Sedangkan "pilihan ganda" adalah salah satu cara untuk evaluasi, seberapa jauh pemahaman seseorang atas suatu pokok pelajaran tertentu.
Saat mengerjakan pilihan ganda, tentu dibutuhkan proses berpikir. Namun, tidak juga diperlukan berpikir kritis disini.
Alasannya, berpikiran kritis seperti saya tulis sebelumnya, perlu ditunjang dengan dialog/diskusi dua arah. Bukan cuma satu arah.
Ini kan tidak mungkin, karena mana ada orang mau berdiskusi dengan kertas ujian yang notabene benda mati, saat ulangan pula? Bisa ditertawakan orang sekelas nanti.
Singkatnya, berpikiran kritis dan pilihan ganda itu lain dimensi. Berpikiran kritis pelu proses panjang dan perlu komunikasi dua arah, sedang untuk pilihan ganda hanya perlu pemikiran sendiri saja, dan waktunya juga singkat (terbatas).
Jika dikatakan pilihan ganda tidak menunjang pemikiran kritis, belum tentu juga.
Saya akan cerita pengalaman menjalani masa-masa "indah", di SMA yang sering kebanjiran seperti sedikit cerita diawal.
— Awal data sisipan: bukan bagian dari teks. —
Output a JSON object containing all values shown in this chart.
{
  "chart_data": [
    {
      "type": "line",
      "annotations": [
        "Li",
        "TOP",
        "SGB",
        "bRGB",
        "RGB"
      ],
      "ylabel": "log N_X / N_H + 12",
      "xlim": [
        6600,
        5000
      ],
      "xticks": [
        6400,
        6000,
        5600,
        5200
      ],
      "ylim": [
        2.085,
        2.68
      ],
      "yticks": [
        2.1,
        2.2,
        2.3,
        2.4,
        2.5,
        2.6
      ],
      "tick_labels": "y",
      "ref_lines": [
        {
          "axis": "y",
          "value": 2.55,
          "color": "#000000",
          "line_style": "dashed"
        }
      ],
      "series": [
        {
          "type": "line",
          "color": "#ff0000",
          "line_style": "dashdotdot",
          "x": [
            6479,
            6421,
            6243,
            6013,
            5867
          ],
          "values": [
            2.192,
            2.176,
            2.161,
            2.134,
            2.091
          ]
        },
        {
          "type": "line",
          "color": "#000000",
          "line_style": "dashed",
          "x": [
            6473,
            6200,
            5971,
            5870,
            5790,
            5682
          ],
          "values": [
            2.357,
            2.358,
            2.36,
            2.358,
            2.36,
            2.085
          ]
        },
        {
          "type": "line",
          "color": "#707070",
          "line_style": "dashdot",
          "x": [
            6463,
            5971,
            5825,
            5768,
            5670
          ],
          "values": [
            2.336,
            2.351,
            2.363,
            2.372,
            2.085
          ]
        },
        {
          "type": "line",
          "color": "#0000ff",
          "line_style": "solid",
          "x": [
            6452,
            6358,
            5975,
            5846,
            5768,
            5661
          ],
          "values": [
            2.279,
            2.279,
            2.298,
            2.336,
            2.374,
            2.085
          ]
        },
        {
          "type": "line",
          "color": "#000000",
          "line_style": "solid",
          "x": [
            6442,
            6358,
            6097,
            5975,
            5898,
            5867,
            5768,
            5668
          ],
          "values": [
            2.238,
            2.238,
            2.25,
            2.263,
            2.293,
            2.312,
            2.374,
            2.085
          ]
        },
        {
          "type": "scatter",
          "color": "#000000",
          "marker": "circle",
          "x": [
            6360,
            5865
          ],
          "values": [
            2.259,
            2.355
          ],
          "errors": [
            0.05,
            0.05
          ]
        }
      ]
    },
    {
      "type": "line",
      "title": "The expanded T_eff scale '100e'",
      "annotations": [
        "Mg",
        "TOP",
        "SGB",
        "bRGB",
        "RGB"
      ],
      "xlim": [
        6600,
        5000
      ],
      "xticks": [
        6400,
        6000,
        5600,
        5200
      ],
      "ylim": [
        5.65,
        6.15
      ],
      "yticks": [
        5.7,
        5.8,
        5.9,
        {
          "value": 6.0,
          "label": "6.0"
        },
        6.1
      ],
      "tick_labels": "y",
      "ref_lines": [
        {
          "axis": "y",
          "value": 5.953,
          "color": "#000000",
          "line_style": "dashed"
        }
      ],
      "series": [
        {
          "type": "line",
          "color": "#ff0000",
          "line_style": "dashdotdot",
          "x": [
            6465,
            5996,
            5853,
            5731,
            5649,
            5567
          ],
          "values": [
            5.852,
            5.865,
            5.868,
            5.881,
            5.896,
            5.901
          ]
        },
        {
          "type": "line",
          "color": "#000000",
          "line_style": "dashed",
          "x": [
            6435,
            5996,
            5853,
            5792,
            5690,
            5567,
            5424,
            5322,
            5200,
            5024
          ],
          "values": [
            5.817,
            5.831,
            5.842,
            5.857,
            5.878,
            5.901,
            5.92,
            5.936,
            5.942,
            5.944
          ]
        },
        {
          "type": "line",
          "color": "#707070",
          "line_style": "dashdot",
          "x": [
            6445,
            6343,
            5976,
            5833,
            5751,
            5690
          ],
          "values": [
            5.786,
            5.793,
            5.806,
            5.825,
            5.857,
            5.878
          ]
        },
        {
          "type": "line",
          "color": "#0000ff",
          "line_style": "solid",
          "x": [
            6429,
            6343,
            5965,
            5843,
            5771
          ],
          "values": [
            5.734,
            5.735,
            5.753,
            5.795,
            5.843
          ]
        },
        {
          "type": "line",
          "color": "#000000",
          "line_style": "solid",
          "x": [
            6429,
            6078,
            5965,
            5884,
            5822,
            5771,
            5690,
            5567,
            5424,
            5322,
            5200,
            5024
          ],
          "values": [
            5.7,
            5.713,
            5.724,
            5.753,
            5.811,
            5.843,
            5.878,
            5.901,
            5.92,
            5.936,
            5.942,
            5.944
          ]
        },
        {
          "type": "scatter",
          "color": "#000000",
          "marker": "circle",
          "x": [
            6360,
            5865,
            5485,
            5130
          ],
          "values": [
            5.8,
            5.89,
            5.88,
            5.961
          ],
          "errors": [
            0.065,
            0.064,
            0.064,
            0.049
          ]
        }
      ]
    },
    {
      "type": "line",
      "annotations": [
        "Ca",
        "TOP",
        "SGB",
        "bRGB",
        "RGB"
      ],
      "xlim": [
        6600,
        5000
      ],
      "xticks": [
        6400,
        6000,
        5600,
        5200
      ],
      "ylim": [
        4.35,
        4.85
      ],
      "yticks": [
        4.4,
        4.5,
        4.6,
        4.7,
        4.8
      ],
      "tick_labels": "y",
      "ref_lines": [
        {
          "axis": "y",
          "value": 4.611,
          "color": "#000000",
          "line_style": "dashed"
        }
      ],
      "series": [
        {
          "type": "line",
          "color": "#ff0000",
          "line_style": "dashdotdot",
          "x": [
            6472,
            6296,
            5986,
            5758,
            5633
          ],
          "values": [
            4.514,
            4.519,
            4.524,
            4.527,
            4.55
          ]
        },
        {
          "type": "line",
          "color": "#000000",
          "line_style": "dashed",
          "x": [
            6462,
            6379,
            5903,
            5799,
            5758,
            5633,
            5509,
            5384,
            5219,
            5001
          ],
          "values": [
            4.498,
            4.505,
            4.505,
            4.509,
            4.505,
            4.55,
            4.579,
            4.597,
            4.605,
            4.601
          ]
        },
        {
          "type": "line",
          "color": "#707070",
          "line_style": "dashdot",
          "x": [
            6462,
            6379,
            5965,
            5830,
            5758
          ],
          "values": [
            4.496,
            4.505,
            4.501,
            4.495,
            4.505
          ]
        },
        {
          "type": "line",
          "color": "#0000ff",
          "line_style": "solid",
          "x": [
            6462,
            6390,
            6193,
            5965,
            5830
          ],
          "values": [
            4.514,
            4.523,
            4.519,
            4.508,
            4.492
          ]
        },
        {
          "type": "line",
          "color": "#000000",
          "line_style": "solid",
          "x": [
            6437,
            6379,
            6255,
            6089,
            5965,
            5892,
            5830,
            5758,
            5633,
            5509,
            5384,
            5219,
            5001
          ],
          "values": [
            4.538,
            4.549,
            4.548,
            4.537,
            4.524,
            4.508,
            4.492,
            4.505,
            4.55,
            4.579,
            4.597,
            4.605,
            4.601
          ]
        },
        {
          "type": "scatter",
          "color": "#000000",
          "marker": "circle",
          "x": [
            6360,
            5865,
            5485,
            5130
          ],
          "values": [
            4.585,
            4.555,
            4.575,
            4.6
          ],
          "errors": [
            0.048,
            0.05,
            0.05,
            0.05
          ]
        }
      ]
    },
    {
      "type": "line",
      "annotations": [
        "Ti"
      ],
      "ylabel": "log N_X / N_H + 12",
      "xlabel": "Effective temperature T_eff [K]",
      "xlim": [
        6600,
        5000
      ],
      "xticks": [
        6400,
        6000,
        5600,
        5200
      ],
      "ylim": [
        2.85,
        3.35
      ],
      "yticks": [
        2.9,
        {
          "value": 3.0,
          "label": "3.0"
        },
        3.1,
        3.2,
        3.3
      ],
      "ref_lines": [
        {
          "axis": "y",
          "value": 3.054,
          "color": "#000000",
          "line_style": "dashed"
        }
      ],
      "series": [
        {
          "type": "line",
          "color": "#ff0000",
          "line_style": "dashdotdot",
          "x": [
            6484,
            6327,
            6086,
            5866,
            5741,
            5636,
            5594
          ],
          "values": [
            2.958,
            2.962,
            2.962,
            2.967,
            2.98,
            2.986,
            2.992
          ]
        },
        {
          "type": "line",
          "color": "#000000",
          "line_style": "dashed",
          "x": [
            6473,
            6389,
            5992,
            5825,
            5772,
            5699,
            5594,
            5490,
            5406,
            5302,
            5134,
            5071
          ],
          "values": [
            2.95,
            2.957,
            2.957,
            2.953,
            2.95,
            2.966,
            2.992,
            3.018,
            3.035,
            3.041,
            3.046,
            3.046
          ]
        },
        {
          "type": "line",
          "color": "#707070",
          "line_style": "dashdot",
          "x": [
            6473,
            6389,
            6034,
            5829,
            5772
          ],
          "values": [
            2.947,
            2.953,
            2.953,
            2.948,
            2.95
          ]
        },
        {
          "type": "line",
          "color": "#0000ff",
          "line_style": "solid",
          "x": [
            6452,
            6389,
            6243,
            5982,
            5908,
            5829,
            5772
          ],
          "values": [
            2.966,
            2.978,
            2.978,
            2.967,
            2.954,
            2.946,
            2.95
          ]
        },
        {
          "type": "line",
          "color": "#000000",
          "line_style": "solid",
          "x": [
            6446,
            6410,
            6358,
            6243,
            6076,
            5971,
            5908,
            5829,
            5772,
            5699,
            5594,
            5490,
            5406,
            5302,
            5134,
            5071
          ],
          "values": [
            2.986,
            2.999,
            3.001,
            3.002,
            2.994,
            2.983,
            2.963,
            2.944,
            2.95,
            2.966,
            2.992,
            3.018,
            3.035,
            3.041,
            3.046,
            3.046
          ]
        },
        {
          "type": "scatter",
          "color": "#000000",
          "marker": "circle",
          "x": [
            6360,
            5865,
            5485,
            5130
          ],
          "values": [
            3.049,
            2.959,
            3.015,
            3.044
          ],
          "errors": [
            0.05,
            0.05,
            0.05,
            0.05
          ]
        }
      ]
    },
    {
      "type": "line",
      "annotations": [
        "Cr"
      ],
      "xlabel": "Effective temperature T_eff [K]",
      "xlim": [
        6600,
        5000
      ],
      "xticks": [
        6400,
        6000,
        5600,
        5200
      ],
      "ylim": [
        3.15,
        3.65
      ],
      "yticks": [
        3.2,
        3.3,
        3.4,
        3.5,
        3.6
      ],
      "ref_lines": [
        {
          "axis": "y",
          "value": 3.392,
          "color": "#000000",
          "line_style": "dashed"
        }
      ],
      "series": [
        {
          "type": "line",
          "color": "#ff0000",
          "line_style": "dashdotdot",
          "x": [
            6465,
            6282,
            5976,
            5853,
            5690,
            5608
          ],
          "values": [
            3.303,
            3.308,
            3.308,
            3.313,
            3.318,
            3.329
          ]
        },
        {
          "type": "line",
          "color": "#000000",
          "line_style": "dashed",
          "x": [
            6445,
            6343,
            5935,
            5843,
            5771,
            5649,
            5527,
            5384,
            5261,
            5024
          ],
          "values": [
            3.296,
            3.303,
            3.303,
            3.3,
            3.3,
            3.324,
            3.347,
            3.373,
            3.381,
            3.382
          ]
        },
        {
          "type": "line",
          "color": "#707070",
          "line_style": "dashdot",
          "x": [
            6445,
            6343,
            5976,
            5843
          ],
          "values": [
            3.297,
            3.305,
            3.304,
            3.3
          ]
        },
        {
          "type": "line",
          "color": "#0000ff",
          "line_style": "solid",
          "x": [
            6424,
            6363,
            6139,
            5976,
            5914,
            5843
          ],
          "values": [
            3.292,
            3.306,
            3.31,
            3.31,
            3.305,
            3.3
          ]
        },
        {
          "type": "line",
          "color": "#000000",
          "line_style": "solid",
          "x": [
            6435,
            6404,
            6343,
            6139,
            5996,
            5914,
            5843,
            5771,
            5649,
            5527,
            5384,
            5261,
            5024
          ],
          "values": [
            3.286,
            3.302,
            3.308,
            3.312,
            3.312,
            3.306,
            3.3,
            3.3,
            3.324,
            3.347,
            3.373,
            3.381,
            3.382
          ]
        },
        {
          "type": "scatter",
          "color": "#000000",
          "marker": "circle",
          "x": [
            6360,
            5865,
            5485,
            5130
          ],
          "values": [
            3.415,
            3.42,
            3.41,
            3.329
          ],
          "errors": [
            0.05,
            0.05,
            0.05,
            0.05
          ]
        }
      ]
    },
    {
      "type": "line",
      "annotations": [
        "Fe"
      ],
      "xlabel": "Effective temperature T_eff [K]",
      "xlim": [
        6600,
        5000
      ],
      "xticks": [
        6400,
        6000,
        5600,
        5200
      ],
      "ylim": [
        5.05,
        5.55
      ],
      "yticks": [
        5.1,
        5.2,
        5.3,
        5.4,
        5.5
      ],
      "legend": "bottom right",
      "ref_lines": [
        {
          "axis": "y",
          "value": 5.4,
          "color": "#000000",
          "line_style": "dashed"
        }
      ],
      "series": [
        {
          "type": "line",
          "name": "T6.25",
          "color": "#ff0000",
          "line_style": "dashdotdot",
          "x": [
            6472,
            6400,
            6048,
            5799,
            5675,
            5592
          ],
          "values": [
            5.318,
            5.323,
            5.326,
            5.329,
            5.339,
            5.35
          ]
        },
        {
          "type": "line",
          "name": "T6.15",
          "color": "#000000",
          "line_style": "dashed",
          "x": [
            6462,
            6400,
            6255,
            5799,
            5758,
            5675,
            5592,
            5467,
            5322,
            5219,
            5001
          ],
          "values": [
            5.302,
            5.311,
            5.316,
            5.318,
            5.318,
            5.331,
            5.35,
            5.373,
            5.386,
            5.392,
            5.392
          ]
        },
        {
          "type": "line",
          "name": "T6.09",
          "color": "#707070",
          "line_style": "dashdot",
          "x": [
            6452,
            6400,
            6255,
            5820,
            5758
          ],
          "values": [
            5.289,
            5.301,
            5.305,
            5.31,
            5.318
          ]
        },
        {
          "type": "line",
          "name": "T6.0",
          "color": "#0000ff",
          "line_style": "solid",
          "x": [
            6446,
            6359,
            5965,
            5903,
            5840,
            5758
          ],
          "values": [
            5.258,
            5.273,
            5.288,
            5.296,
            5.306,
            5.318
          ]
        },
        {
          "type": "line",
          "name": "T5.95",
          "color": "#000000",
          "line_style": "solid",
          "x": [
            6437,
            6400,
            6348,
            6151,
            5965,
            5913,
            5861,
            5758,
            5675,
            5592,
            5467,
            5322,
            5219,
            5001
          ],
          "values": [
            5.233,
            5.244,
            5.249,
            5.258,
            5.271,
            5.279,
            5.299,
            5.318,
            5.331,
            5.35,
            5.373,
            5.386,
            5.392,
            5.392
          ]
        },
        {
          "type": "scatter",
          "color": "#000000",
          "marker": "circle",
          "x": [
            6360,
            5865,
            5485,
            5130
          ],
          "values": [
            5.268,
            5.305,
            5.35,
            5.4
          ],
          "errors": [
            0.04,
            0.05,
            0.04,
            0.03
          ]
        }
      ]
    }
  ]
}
Saya sebut indah (bukan nama orang lho), karena Anda pasti tahu bagaimana nano-nano nya masa SMA kan?
Guru-guru kami waktu itu, selalu mendorong murid-muridnya untuk bertanya dan berdiskusi. Saya mengalaminya di hampir di semua mata pelajaran.
Bahkan pernah 2 jam pelajaran penuh kami isi hanya dengan berdiskusi, karena topik yang diberikan oleh ibu guru sejarah saat itu sangat menarik.
Di pelajaran Matematika, kami juga sering berdiskusi dengan bahan buku Calculus karangan Purcell. Sering juga kami mengulik dari buku-buku tua pelajaran Aljabar tahun 70-an.
Saat pelajaran Fisika, kami sering berdiskusi menggunakan buku Schaum. Jarang sekali guru memakai buku pelajaran dari Kementrian Pendidikan dan Kebudayaan (kala itu).